Counting the cost of the overtime pay ruling

I’m Peter Webster, chief executive of Corps Security, and this is where I examine the issues affecting the security industry. My thoughts and opinions are intended to generate debate and whether you agree or disagree with them, you’re welcome to post your comments below.


As an employer, the recent ruling on overtime pay by the Employment Appeal Tribunal (EAT) has been of significant interest and I’ve been pondering the ramifications of this landmark case. Companies will now have to include not only basic salaries but also overtime when calculating holiday pay, however, the implications of this judgement go much further.

The decision was made using two test cases, one of which was brought about by 16 members of the Unite union against Amec and Hertel on behalf of a mix of electricians, scaffolders and semi-skilled operatives, who all worked on a project at the West Burton power station site in Nottinghamshire, until it came to an end in 2012. They claimed that it was unfair that as overtime was stipulated in their contracts, they were not paid for those extra hours when it came to statutory holiday pay.

The EAT said that any payment that is ‘intrinsically linked’ to the performance of a worker’s duties should be included in holiday pay. The government estimates that one-sixth of the 30.8 million people in work get paid overtime, meaning that five million workers could be affected.

I have been fascinated by some of the rhetoric that has since been used, with some employers warning of bankruptcies and job losses.

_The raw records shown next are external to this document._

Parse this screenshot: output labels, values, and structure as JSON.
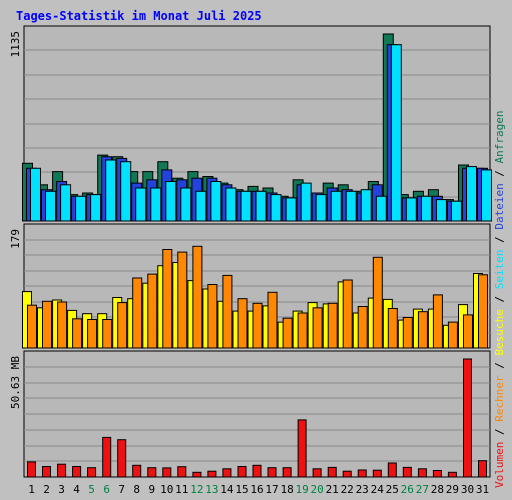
{
  "chart_data": {
    "type": "bar",
    "title": "Tages-Statistik im Monat Juli 2025",
    "colors": {
      "title": "#0000ff",
      "anfragen": "#117755",
      "dateien": "#2244dd",
      "seiten": "#00e0ff",
      "besuche": "#ffff00",
      "rechner": "#ff8800",
      "volumen": "#ee1111",
      "weekend_label": "#008040",
      "background": "#c0c0c0",
      "plot": "#b8b8b8"
    },
    "days": [
      "1",
      "2",
      "3",
      "4",
      "5",
      "6",
      "7",
      "8",
      "9",
      "10",
      "11",
      "12",
      "13",
      "14",
      "15",
      "16",
      "17",
      "18",
      "19",
      "20",
      "21",
      "22",
      "23",
      "24",
      "25",
      "26",
      "27",
      "28",
      "29",
      "30",
      "31"
    ],
    "weekend_days": [
      "5",
      "6",
      "12",
      "13",
      "19",
      "20",
      "26",
      "27"
    ],
    "panels": [
      {
        "axis_max_label": "1135",
        "ylim": [
          0,
          1135
        ],
        "series": [
          {
            "name": "Anfragen",
            "color": "anfragen",
            "values": [
              350,
              220,
              300,
              160,
              170,
              400,
              390,
              300,
              300,
              360,
              260,
              300,
              270,
              230,
              190,
              210,
              200,
              150,
              250,
              170,
              230,
              220,
              180,
              240,
              1135,
              160,
              180,
              190,
              130,
              340,
              320
            ]
          },
          {
            "name": "Dateien",
            "color": "dateien",
            "values": [
              320,
              190,
              240,
              150,
              160,
              390,
              380,
              230,
              250,
              310,
              250,
              260,
              260,
              220,
              180,
              180,
              170,
              140,
              220,
              170,
              200,
              190,
              170,
              220,
              1070,
              140,
              150,
              150,
              120,
              320,
              320
            ]
          },
          {
            "name": "Seiten",
            "color": "seiten",
            "values": [
              320,
              180,
              220,
              150,
              160,
              370,
              360,
              200,
              200,
              240,
              200,
              180,
              240,
              200,
              180,
              180,
              160,
              140,
              230,
              160,
              180,
              180,
              190,
              150,
              1070,
              140,
              150,
              130,
              120,
              330,
              310
            ]
          }
        ]
      },
      {
        "axis_max_label": "179",
        "ylim": [
          0,
          179
        ],
        "series": [
          {
            "name": "Besuche",
            "color": "besuche",
            "values": [
              87,
              62,
              74,
              58,
              53,
              53,
              78,
              76,
              100,
              127,
              132,
              104,
              91,
              72,
              57,
              57,
              65,
              40,
              57,
              70,
              68,
              102,
              54,
              77,
              75,
              43,
              60,
              60,
              35,
              67,
              115
            ]
          },
          {
            "name": "Rechner",
            "color": "rechner",
            "values": [
              66,
              72,
              71,
              45,
              44,
              44,
              70,
              108,
              114,
              152,
              148,
              157,
              98,
              112,
              76,
              69,
              86,
              46,
              54,
              62,
              69,
              105,
              64,
              140,
              61,
              47,
              56,
              82,
              40,
              51,
              113
            ]
          }
        ]
      },
      {
        "axis_max_label": "50.63 MB",
        "ylim": [
          0,
          50.63
        ],
        "series": [
          {
            "name": "Volumen",
            "color": "volumen",
            "values": [
              6.5,
              4.5,
              5.5,
              4.5,
              4,
              17,
              16,
              5,
              4.0,
              3.9,
              4.4,
              2,
              2.5,
              3.5,
              4.5,
              5,
              4,
              4,
              24.5,
              3.5,
              4.1,
              2.5,
              3,
              2.9,
              6,
              4.1,
              3.5,
              2.8,
              2,
              50.63,
              7
            ]
          }
        ]
      }
    ],
    "legend": [
      {
        "text": "Volumen",
        "color": "volumen"
      },
      {
        "text": " / ",
        "color": "#000000"
      },
      {
        "text": "Rechner",
        "color": "rechner"
      },
      {
        "text": " / ",
        "color": "#000000"
      },
      {
        "text": "Besuche",
        "color": "besuche"
      },
      {
        "text": " / ",
        "color": "#000000"
      },
      {
        "text": "Seiten",
        "color": "seiten"
      },
      {
        "text": " / ",
        "color": "#000000"
      },
      {
        "text": "Dateien",
        "color": "dateien"
      },
      {
        "text": " / ",
        "color": "#000000"
      },
      {
        "text": "Anfragen",
        "color": "anfragen"
      }
    ],
    "legend_placement": "right-vertical",
    "grid": true
  }
}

Simon Walker, director general of the Institute of Directors went as far as to describe it as a ‘holiday pay time-bomb’ that would have a hugely detrimental impact on businesses. Certainly, employers which haven’t been including overtime are likely to face claims from workers, and claims handling firms are already gearing up for significant amounts of activity.

The first point that I would like to make concerns the fact that while the UK has an opt-out on European employment regulation, it hasn’t got one on health and safety, which means that as this ruling forms part of the European Working Time Directive, we have no option but to comply. This is another example of European health and safety legislation being used as back-door employment legislation and the lines between the two subjects seem to become more blurred with each piece of case law.

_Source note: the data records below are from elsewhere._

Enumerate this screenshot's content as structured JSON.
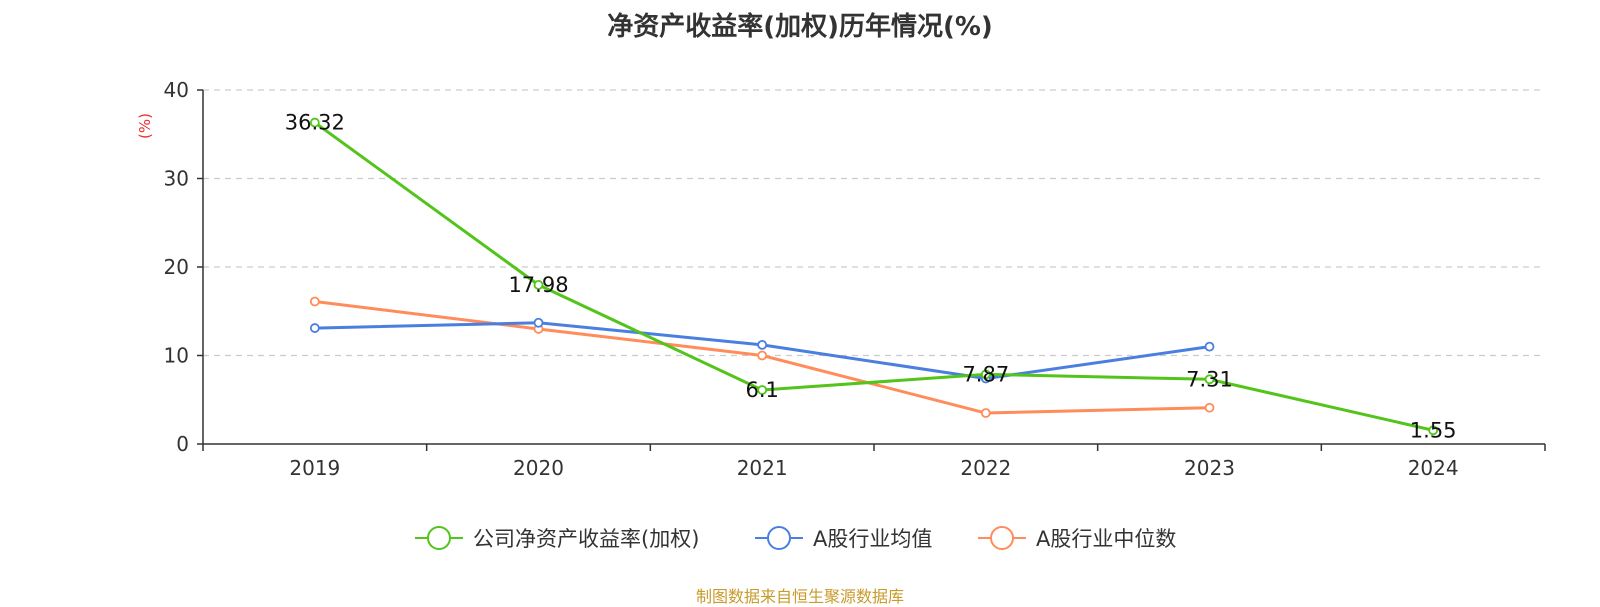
{
  "title": "净资产收益率(加权)历年情况(%)",
  "footer": "制图数据来自恒生聚源数据库",
  "chart_data": {
    "type": "line",
    "title": "净资产收益率(加权)历年情况(%)",
    "xlabel": "",
    "ylabel": "(%)",
    "ylim": [
      0,
      40
    ],
    "yticks": [
      "0",
      "10",
      "20",
      "30",
      "40"
    ],
    "categories": [
      "2019",
      "2020",
      "2021",
      "2022",
      "2023",
      "2024"
    ],
    "grid": true,
    "legend_position": "bottom",
    "series": [
      {
        "name": "公司净资产收益率(加权)",
        "color": "#52c41a",
        "values": [
          36.32,
          17.98,
          6.1,
          7.87,
          7.31,
          1.55
        ],
        "labels": [
          "36.32",
          "17.98",
          "6.1",
          "7.87",
          "7.31",
          "1.55"
        ]
      },
      {
        "name": "A股行业均值",
        "color": "#4a7fe0",
        "values": [
          13.1,
          13.7,
          11.2,
          7.4,
          11.0,
          null
        ]
      },
      {
        "name": "A股行业中位数",
        "color": "#ff8c5a",
        "values": [
          16.1,
          13.0,
          10.0,
          3.5,
          4.1,
          null
        ]
      }
    ],
    "colors": {
      "ylabel": "#e8312f",
      "axis": "#333333",
      "grid": "#cccccc"
    }
  }
}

While this is a cause for concern, I am broadly in favour of the ruling and agree with Caspar Glyn, a barrister specialising in employment law, who said, ‘Normal pay is normal pay and that should be paid when you’re on holiday.’

There’s no doubt in my mind that the intention in the ruling is fair and designed to protect those who are being exploited by employers who deliberately pay very low wages – often national minimum wage – but offer high levels of commission in order to reduce their holiday pay costs. The ruling won’t, on the whole, have a negative impact on what I consider to be reasonable employers, who already base holiday pay on average pay. I also believe in walking it like I talk it and in 99 per cent of cases Corps Security uses an employee’s average pay over the previous 12 weeks to work out what he or she should receive while on holiday.

Regular readers of my blogs will know my opinions about zero hours contracts and while they have received a high degree of bad press, they continue to be used. I won’t revisit the arguments for and against them again, but for those on this kind of employment contract, the only real way to calculate a fair holiday pay amount is to take average earnings. Therefore those on zero hours contracts should have always benefited from the holiday pay calculation that this ETA’s ruling ensures for those on fixed hour contracts.

Things are never quite as straightforward as they first appear though and the ruling could mean that other bonuses and allowances must also be included, which is an area where I remain much more circumspect. To illustrate my point, let’s use then example of a city banker who receives a £300,000 annual bonus – given that their holiday equates to 10.7 per cent of their working year, is it reasonable that they should get an extra £32,100? I don’t think so.

The EAT’s decision is not the end of the story though, as the government is likely to contest it at the Court of Appeal and until that happens – possibly many years from now – employers face more uncertainty. My own view is that the decision should not be appealed and the government ought to simply amend the existing regulations to ensure that those doing overtime have this recognised in their holiday pay. At the same time, to avoid any possibility of spurious claims being made that abuse the regulation, any amendments should stipulate that bonuses over a certain amount are excluded.

As is usually the case when it comes to these types of complex legal decisions, there are perhaps more questions than answers. Ultimately, I think that the ruling should be considered a good thing although, as is so often the case, the devil really is in the detail.